Кривая 1 на рис. 3 представляет зависимость брутто-скорости поглощения кислорода при окислении ДСЭС–ТСК в растворе ИПС. Три экспериментальные точки этой кривой отмечены на оси ординат и являются исходными точками зависимостей 2–4 скоростей окисления от [Cu(Ac)2]. Зависимость величин предельно низких скоростей для кривых 2–4 рис. 3 (при 1 ∙ 10–5 < < Cu(Ac)2 < 2 ∙ 10–5 моль/л) от [ТСК], значения которых отложены на прямой 5, есть искомая величина скорости окисления собственно ДСЭС–ТСК в среде ИПС как функция [ТСК]. Скорость этого окисления пропорциональна [ТСК]. Техника получения зависимости V = f [ЭС] (рис. 4) проще, чем зависимости 5 рис. 3. Ввиду того, что данные рис. 2 и 3 убедили нас в надежности купирования вклада радикально-цепного окисления ИПС, последующие опыты окисления просто проводили в растворе ИПС, содержащем Cu(Ac)2 в блокирующей концентрации 1.35 ∙ 10–5 моль/л.

Рис. 3.

Зависимости, полученные в изопропаноле при [ЭС] = 0.35 моль/л и 343 K: брутто-скорости поглощения кислорода раствором ДСЭС–ТСК от [ТСК] (1); брутто-скорости окисления растворов ДСЭС–ТСК от [Cu(Ac)2] при [ТСК] = 3.8 ∙ 10–3 (2), 2.56 ∙ 10–3 (3), 1.28 ∙ 10–3 моль/л (4); 5 – скорости окисления ДСЭС–ТСК от [ТСК].

Рис. 4.

Зависимости скорости окисления ДСЭС–ТСК в изопропаноле при 343 K, [ТСК] = 2.56 ∙ 10–3, [Cu(Ac)2] = 1.35 ∙ 10–5 моль/л от [ЭС] (1) и логарифма скорости от температуры (2) при [ЭС] = 0.522 моль/л.
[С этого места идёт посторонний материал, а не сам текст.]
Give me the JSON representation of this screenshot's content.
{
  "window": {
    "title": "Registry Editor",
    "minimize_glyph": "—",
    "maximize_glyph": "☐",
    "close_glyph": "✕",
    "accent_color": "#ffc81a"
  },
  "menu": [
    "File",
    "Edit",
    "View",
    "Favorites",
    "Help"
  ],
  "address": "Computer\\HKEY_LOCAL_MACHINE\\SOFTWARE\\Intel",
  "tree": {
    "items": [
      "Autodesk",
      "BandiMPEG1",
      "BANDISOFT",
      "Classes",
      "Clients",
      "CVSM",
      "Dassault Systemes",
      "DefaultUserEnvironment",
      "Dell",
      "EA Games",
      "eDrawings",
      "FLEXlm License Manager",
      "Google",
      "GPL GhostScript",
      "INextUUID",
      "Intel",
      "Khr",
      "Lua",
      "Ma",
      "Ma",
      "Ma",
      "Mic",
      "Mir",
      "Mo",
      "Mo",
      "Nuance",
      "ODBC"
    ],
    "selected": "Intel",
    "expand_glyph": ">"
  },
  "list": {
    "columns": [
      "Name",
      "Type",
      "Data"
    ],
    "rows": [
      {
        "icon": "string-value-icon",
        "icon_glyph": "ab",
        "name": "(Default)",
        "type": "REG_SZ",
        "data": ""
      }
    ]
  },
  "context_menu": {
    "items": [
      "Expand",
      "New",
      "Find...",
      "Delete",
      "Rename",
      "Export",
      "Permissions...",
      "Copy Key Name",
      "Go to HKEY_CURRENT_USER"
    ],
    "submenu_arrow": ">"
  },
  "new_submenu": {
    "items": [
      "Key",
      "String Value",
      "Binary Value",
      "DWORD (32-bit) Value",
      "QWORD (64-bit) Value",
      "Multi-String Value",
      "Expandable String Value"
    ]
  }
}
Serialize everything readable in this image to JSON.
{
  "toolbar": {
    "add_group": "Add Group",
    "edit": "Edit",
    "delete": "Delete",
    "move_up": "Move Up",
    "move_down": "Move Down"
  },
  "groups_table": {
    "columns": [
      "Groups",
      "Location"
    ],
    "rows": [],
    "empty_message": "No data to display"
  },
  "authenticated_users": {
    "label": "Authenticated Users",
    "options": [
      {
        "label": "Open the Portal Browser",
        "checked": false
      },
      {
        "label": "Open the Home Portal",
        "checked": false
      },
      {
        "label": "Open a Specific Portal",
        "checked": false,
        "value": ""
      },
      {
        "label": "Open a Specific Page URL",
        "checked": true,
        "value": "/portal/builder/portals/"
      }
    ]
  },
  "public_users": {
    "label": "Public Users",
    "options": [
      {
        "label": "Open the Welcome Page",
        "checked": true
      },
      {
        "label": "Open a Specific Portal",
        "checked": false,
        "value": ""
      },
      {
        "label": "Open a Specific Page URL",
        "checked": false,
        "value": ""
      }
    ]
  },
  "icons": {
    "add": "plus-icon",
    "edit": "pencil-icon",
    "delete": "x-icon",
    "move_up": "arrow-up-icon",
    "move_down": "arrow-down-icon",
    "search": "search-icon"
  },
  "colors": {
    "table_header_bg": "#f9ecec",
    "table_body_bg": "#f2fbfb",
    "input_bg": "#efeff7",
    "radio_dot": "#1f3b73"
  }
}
Кривая 1 на рис. 4 при [ЭС] $ \gg $ [ТСК] отвечает нулевому порядку реакции окисления ДСЭС–ТСК в среде ИПС по концентрации эпоксида: V = = k [ЭС]0 [ТСК]1. Эффективная псевдомономолекулярная константа скорости окисления ДСЭС–ТСК в изопропаноле, рассчитанная по тангенсу угла наклона прямой 5 рис. 3, равна k = = 5.2 ∙ 10–3 с–1, или в аррениусовской форме k = = 5.2 ∙ 1010exp(–85.0 кДж · моль–1/RT); энергия активации рассчитана из данных кривой 2 рис. 4.

При сопоставлении результатов этой работы с данными по окислению ДСЭС–ТСК в растворителе БУХ [2] обнаруживается явное сходство объектов изучения. Близки величины энергий активации в растворах ИПС и БУХ: 85.0 и 83.6 кДж/моль соответственно. Одинаковы выражения скоростей окисления в двух средах через концентрации реагентов, эпоксида и кислоты: V = k [ЭС]0 [ТСК]1. Однако при сравнении величин k в двух растворителях: kИПС = 5.2 ∙ 10–3 с–1 и kБУХ = 5.8 ∙ 10–4 с–1 [2], обнаруживается разница: ДСЭС–ТСК окисляется в растворе ИПС почти на порядок быстрей, чем в растворе БУХ. Обнаруженный факт добавляет вопросов при изучении конкуренции гетеро- и гомолитических маршрутов превращения ЭС, катализированного кислотами.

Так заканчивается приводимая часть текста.